During his investigation, Gersen ransoms Myron Patch, an engineer who built for Hekkus a walking "fort" in the shape of a dnazd, a many-legged monster native to Thamber. After a dispute over the project, Hekkus took Patch captive. Gersen tries to lure Hekkus within his reach by offering to modify the fort to Hekkus's satisfaction, but is himself kidnapped and sent to Interchange. Fortunately, he deciphers Hoskins' notes on how to counterfeit currency, and thereby manages to forge enough money to free himself.

He returns with enough counterfeit currency to ransom Alusz Iphigenia, hoping she will be able to guide him to Thamber, where Hekkus periodically resides. Since she is entitled, as her own "sponsor", to the bulk of the ransom, Gersen asks for a bank draft drawn on a reputable bank, thereby acquiring genuine laundered money. Gersen has also printed his fake money using ink that will fade away in a couple of weeks, thus robbing Interchange and Hekkus of a vast fortune. Alusz Iphigenia supplies the rest of an incomplete well-known nursery rhyme that enables Gersen to find the planet.

Thamber is home to a quasi-medieval culture. Gersen and Alusz Iphigenia encounter a barbarian tribe. He fights the leader of the warband to save her from sexual slavery, and they accompany the warriors to Kokor Hekkus's castle. There the barbarians easily defeat Hekkus's foot soldiers, but then Patch's machine appears and sends the barbarians fleeing in panic. Gersen disables the machine, using a secret device he had had installed, and takes its crew prisoner, observing that one of them, Franz Paderbush, resembles Billy Windle.

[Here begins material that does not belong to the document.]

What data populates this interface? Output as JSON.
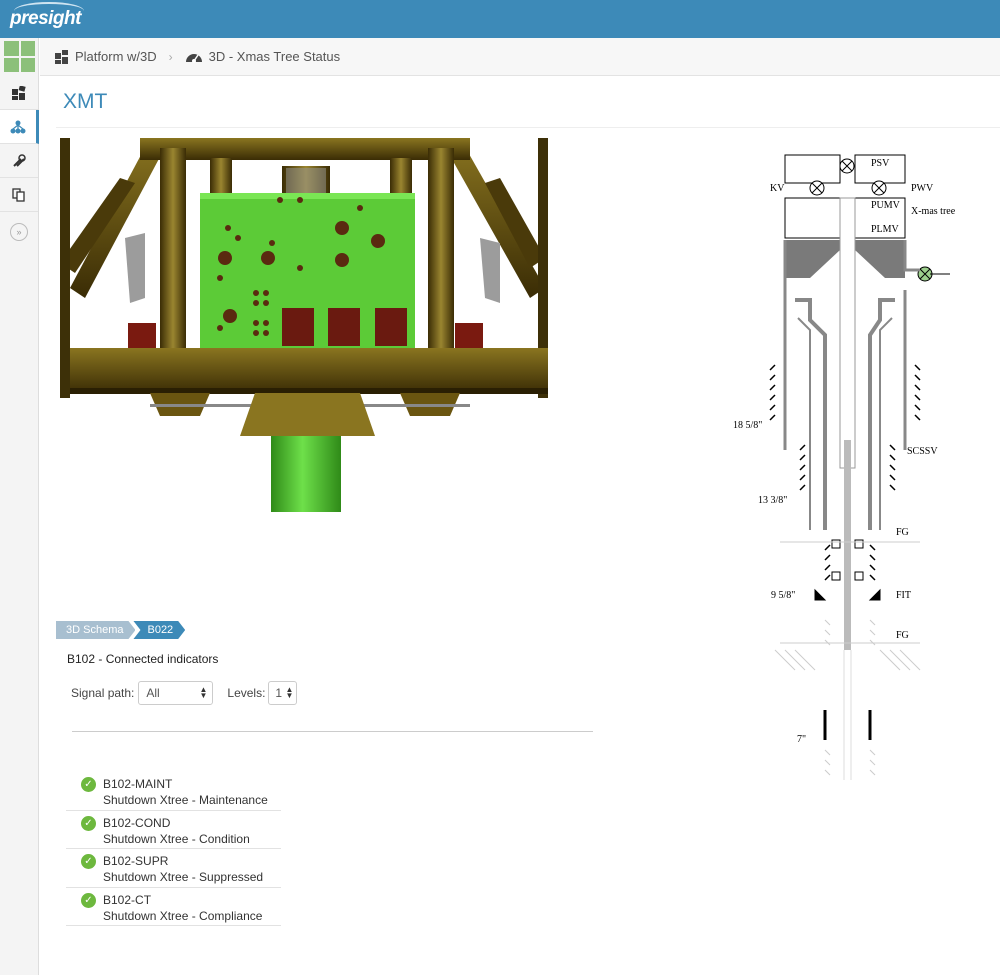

He takes the fort to the castle of Sion Trumble, who was Alusz Iphigenia's fiancé. One of Trumble's associates was tortured by Hekkus, but (uncertainly) denies that he is Paderbush. Gersen has his suspicions, however, and allows his prisoner to escape. He then forces his way into Trumble's private quarters. There he finds Paderbush in the process of transforming himself into Trumble; both are Hekkus disguises. Hekkus has no face and conceals the lack with masks. Gersen identifies himself, reminds Hekkus of the Mount Pleasant raid in which nearly all of Gersen's family was murdered, then kills him. He returns to the Oikumene accompanied by Alusz Iphigenia, promising to send ships to bring Thamber back into contact with the rest of humanity.